During the next 18 months, guest bloggers and I will describe, evaluate, discuss, criticize, highlight, dissect, potentially improve, and — hopefully at some point — complement the effects of the Affordable Care Act (ACA) on the residents of this great state. We will dig into topics of health-care costs (our biggest problem), health-care access, Exchanges (now called Marketplaces), Medicaid expansion, Medicare, competition in the private insurance market, health-care labor needs, independent physician associations, preventive health care and early detection, coordination of care (our greatest opportunity), government vs. for-profit vs. not-for-profit health care, rural health care, and, most importantly, the value and ultimate economic wisdom of ensuring that individuals have health care coverage (to me, the essence of living in a land dedicated to freedom and opportunity).

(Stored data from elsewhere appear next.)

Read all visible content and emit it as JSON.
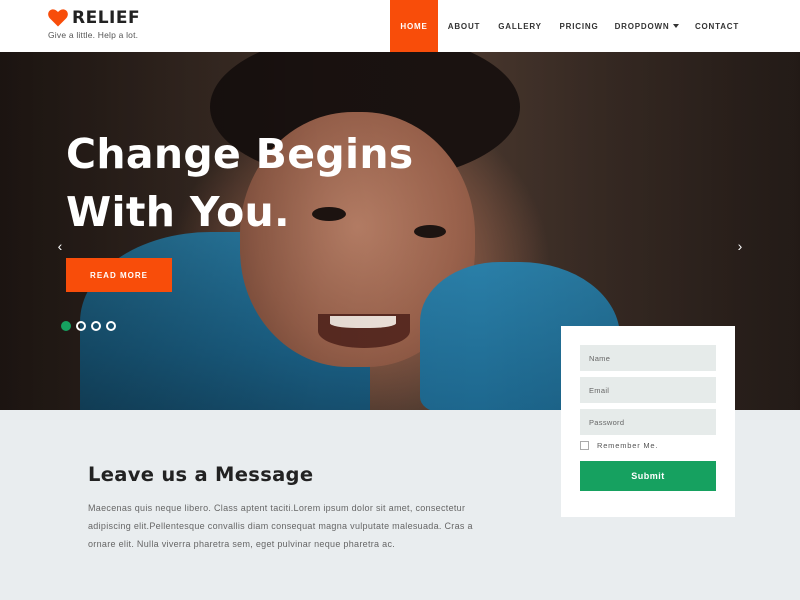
{
  "brand": {
    "name": "RELIEF",
    "tagline": "Give a little. Help a lot.",
    "accent_color": "#f84d0a",
    "heart_icon": "heart-icon"
  },
  "nav": {
    "home": "HOME",
    "about": "ABOUT",
    "gallery": "GALLERY",
    "pricing": "PRICING",
    "dropdown": "DROPDOWN",
    "contact": "CONTACT",
    "active_item": "HOME"
  },
  "hero": {
    "title_line1": "Change Begins",
    "title_line2": "With You.",
    "cta_label": "READ MORE",
    "prev_arrow": "‹",
    "next_arrow": "›",
    "slides_total": 4,
    "active_slide": 1,
    "active_dot_color": "#16a160"
  },
  "form": {
    "name_placeholder": "Name",
    "email_placeholder": "Email",
    "password_placeholder": "Password",
    "remember_label": "Remember Me.",
    "submit_label": "Submit",
    "submit_color": "#16a160"
  },
  "message": {
    "title": "Leave us a Message",
    "body": "Maecenas quis neque libero. Class aptent taciti.Lorem ipsum dolor sit amet, consectetur adipiscing elit.Pellentesque convallis diam consequat magna vulputate malesuada. Cras a ornare elit. Nulla viverra pharetra sem, eget pulvinar neque pharetra ac."
  }
}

As someone who has, for more than 25 years, been active in health-policy issues here and nationally, I have witnessed and been a part of many efforts to improve health care; I have met Iowans and others outside of Iowa who have shared with me their wisdom and visions of how health care could be made better; and, finally, I have spent untold hours considering — as a family physician, geriatrician, and hospice director who has had more than 100,000 patient-doctor interactions — how these theoretical ideas can affect real patients’ lives.
For better or worse, I share some of this with you in this blog. For the better, I will ask some of these wiser individuals whom I have met to guest blog about their own really fine thoughts and ideas.
This blog will end on December 31, 2014, with a summary of how the Affordable Care Act has fared in Iowa. The next 18 months will be a watershed for health care. Iowa, as always, will be a microcosm for this unfolding of the future of health care. That said, let us get started.